Am gonna do it Friday night instead of my usual takeaway.so will let you know the result
 
paphos-mcfc said:
mansour's tow ropes said:
slightly off topic, but a concern of mine.

is it me or are roast dinners overrated? I've tried a couple since starting uni this year, but its just so much hassle and effort for a meal that doesn't have a lot of finesse or real nice taste.

my second point; how can i improve the quality of my roasts? i don't know how to flavour all the different components properly, what are everyone's tips for a real sophisticated roast dinner?

par boil your spuds before roasting and roast in duck fat or dripping for extra crispiness. Your joint of meat should be seasoned well and sealed on all sides before roasting in an oven at 160-170c. If you have a meat thermometer, use it!! stick it in the thickest pat of the flesh at an angle of 45degrees and have it pointing towards you so you can see it through the glass. When you take your meat out, collect the juices for your gravy, then cover the meat and let it rest for 20mins or so before carving.

When putting Yorkshire pudding batter into baking trays, make sure the beef dripping in the slots is smoking hot before you pour in the mixture ready for the oven.
just my opinion and don't forget the horseradish sauce, swede and carrot mash and buttered spring greens
 
johnny crossan said:
paphos-mcfc said:
mansour's tow ropes said:
slightly off topic, but a concern of mine.

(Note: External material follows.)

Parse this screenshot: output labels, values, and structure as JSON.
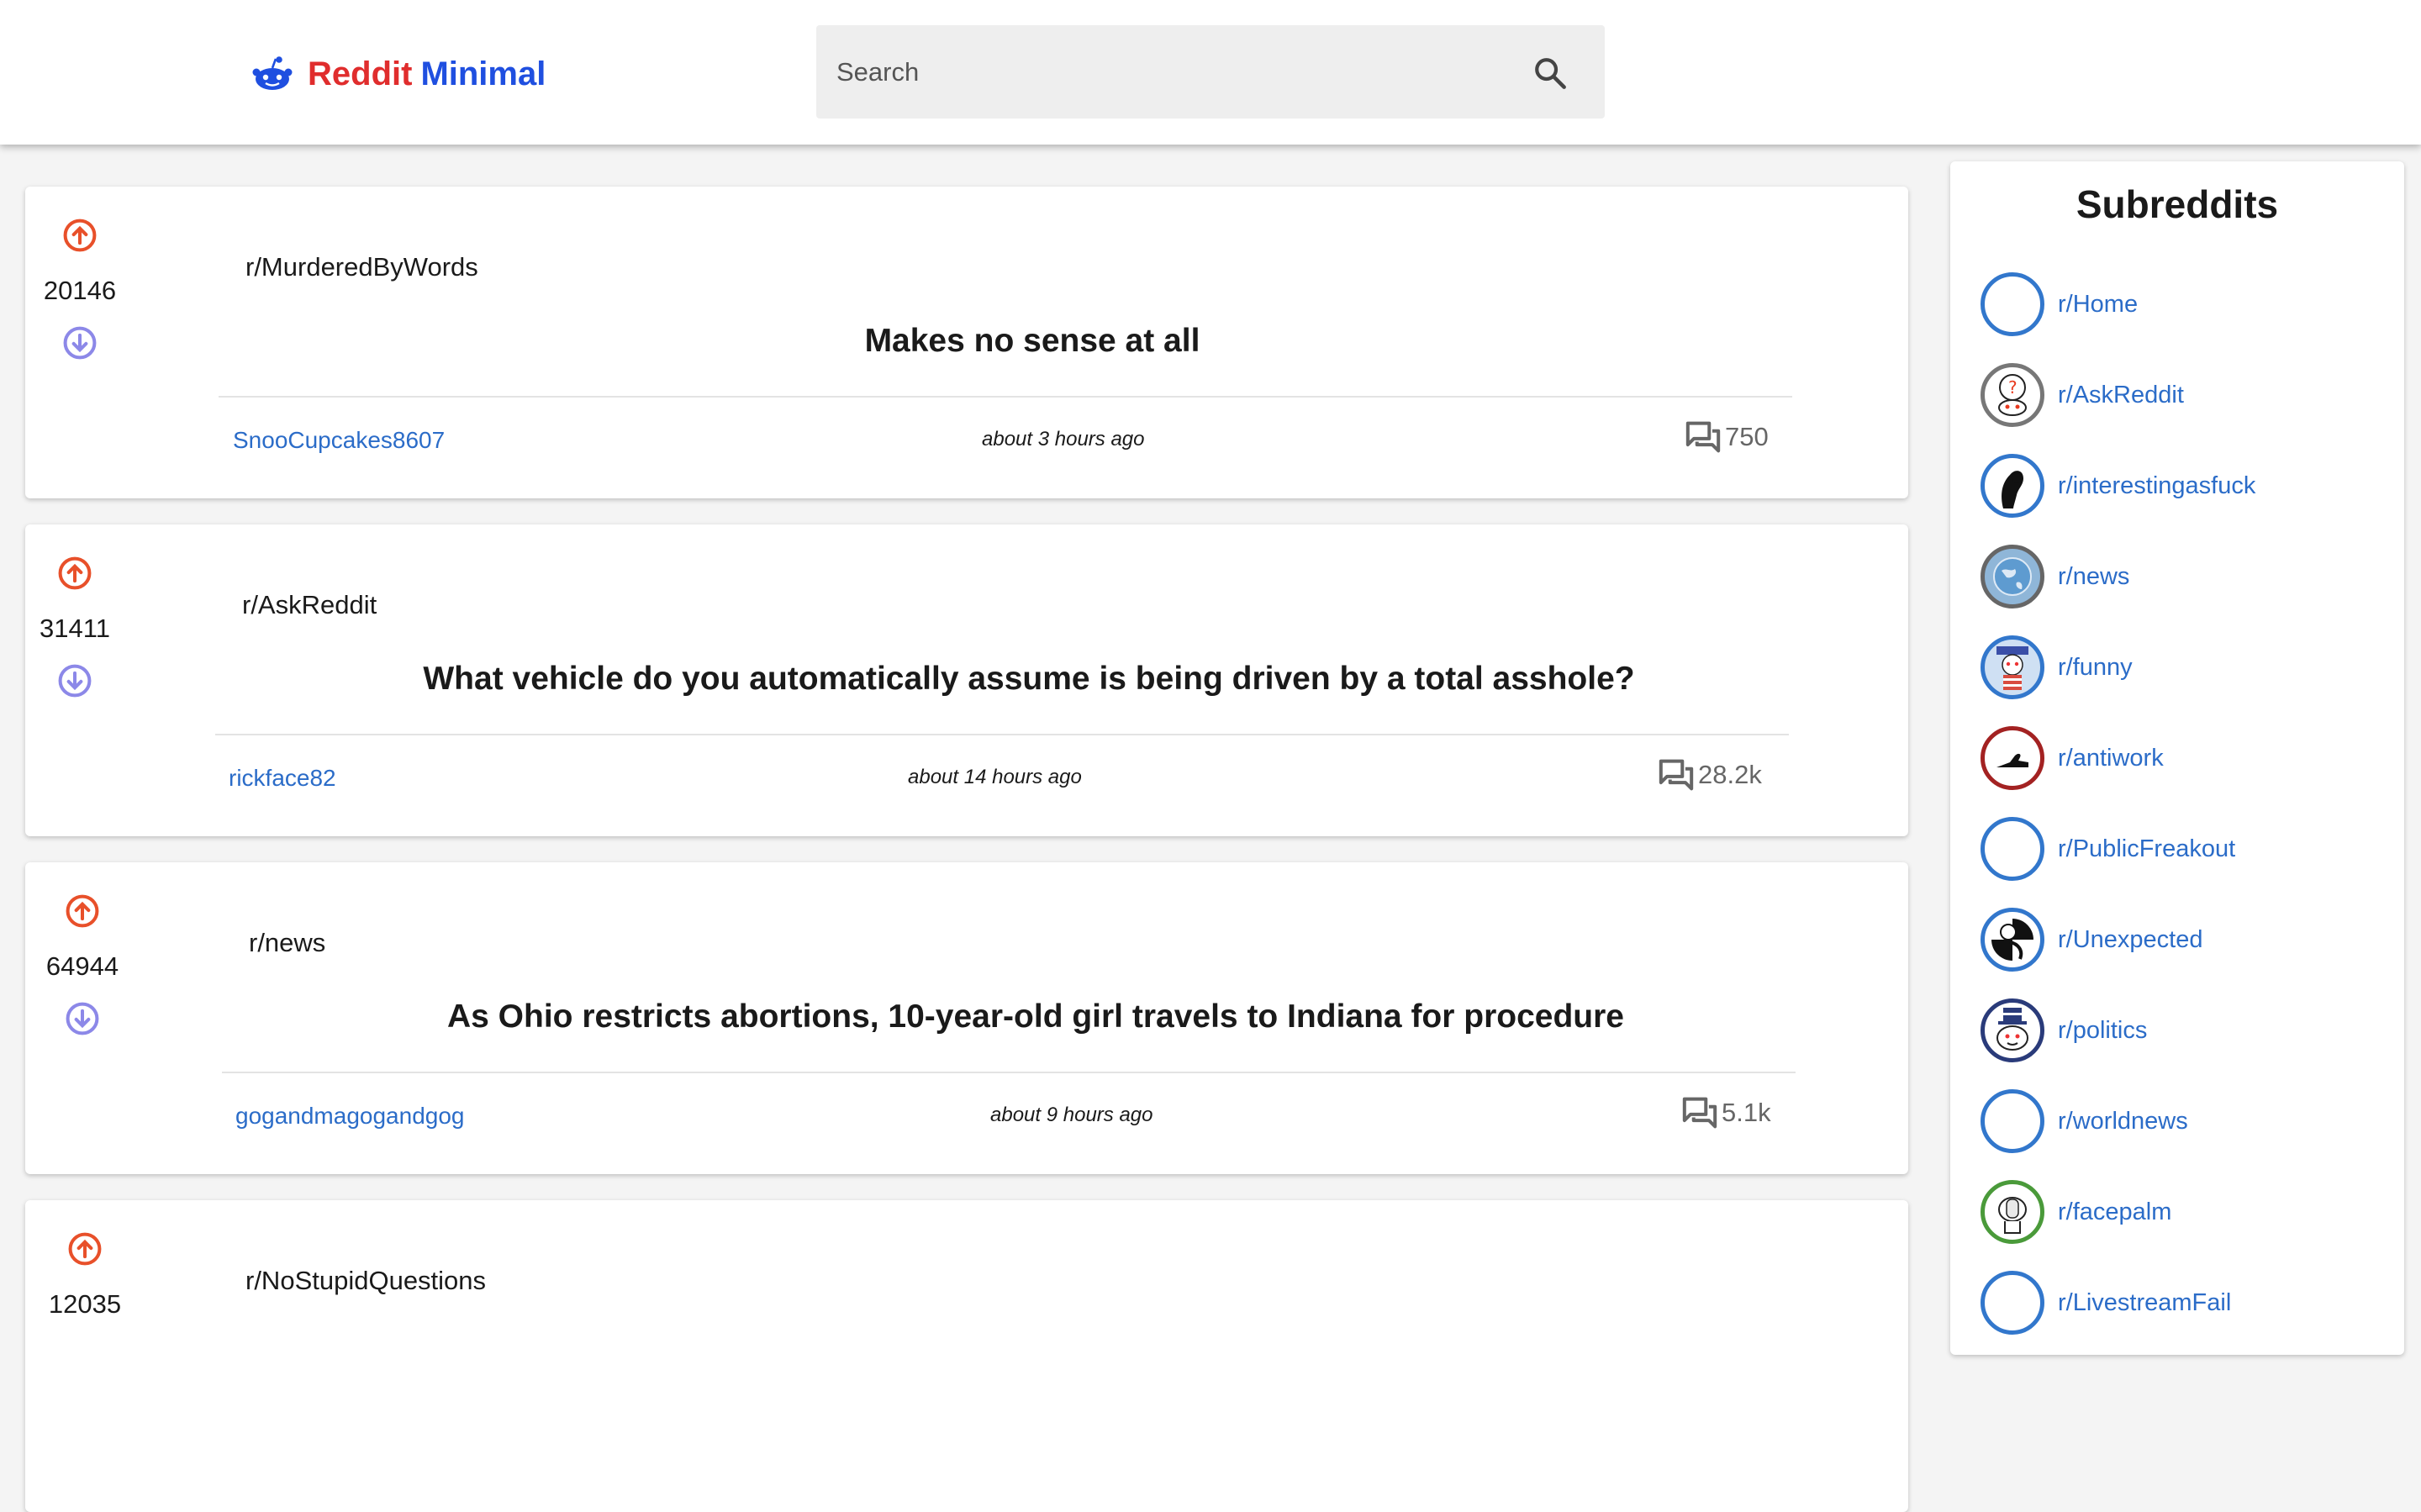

is it me or are roast dinners overrated? I've tried a couple since starting uni this year, but its just so much hassle and effort for a meal that doesn't have a lot of finesse or real nice taste.

my second point; how can i improve the quality of my roasts? i don't know how to flavour all the different components properly, what are everyone's tips for a real sophisticated roast dinner?

par boil your spuds before roasting and roast in duck fat or dripping for extra crispiness. Your joint of meat should be seasoned well and sealed on all sides before roasting in an oven at 160-170c. If you have a meat thermometer, use it!! stick it in the thickest pat of the flesh at an angle of 45degrees and have it pointing towards you so you can see it through the glass. When you take your meat out, collect the juices for your gravy, then cover the meat and let it rest for 20mins or so before carving.

When putting Yorkshire pudding batter into baking trays, make sure the beef dripping in the slots is smoking hot before you pour in the mixture ready for the oven.
just my opinion and don't forget the horseradish sauce, swede and carrot mash and buttered spring greens

Extra crispy Yorkshires, I'll have it. Don't think my ticker would be too pleased though.
 
I've gone nuts this week with soups. So far I've done a crab, shrimp, corn chowder along with a roasted tomato bisque and a butternut squash/apple puree soup.

You really can't go wrong because they can be frozen and heated up any time for a nice meal.
 
Spicy mashed stew.

It's basically traditional stew but with plenty of ginger and chillis to give it a punch.

Once cooked drain the liquid into another pan and pick out the chunks of meat and halved mushrooms.

Mash the rest of it up and serve in a deep dish. Place the meat and mushrooms around the mashed veg then pour over some of the liquid.
Finally sprinkle over some chopped coriander.

I've served this up to mates and they've raved about it and demanded the recipe but its just normal stew that is served in a different way. Looks fancy. Tastes ace.
 
Lucky Toma said:
Spicy mashed stew.

It's basically traditional stew but with plenty of ginger and chillis to give it a punch.

Once cooked drain the liquid into another pan and pick out the chunks of meat and halved mushrooms.

Mash the rest of it up and serve in a deep dish. Place the meat and mushrooms around the mashed veg then pour over some of the liquid.
Finally sprinkle over some chopped coriander.

I've served this up to mates and they've raved about it and demanded the recipe but its just normal stew that is served in a different way. Looks fancy. Tastes ace.

I love using ginger.
 
Has anyone tried out any of these recipes (obviously not the posters providing them) and anyone got any feedback?
 
strongbowholic said:
Has anyone tried out any of these recipes (obviously not the posters providing them) and anyone got any feedback?

"smudgedj", tried my slow roast lamb, smeared with jam recipe.
Too sweet for him, but his guest's loved it.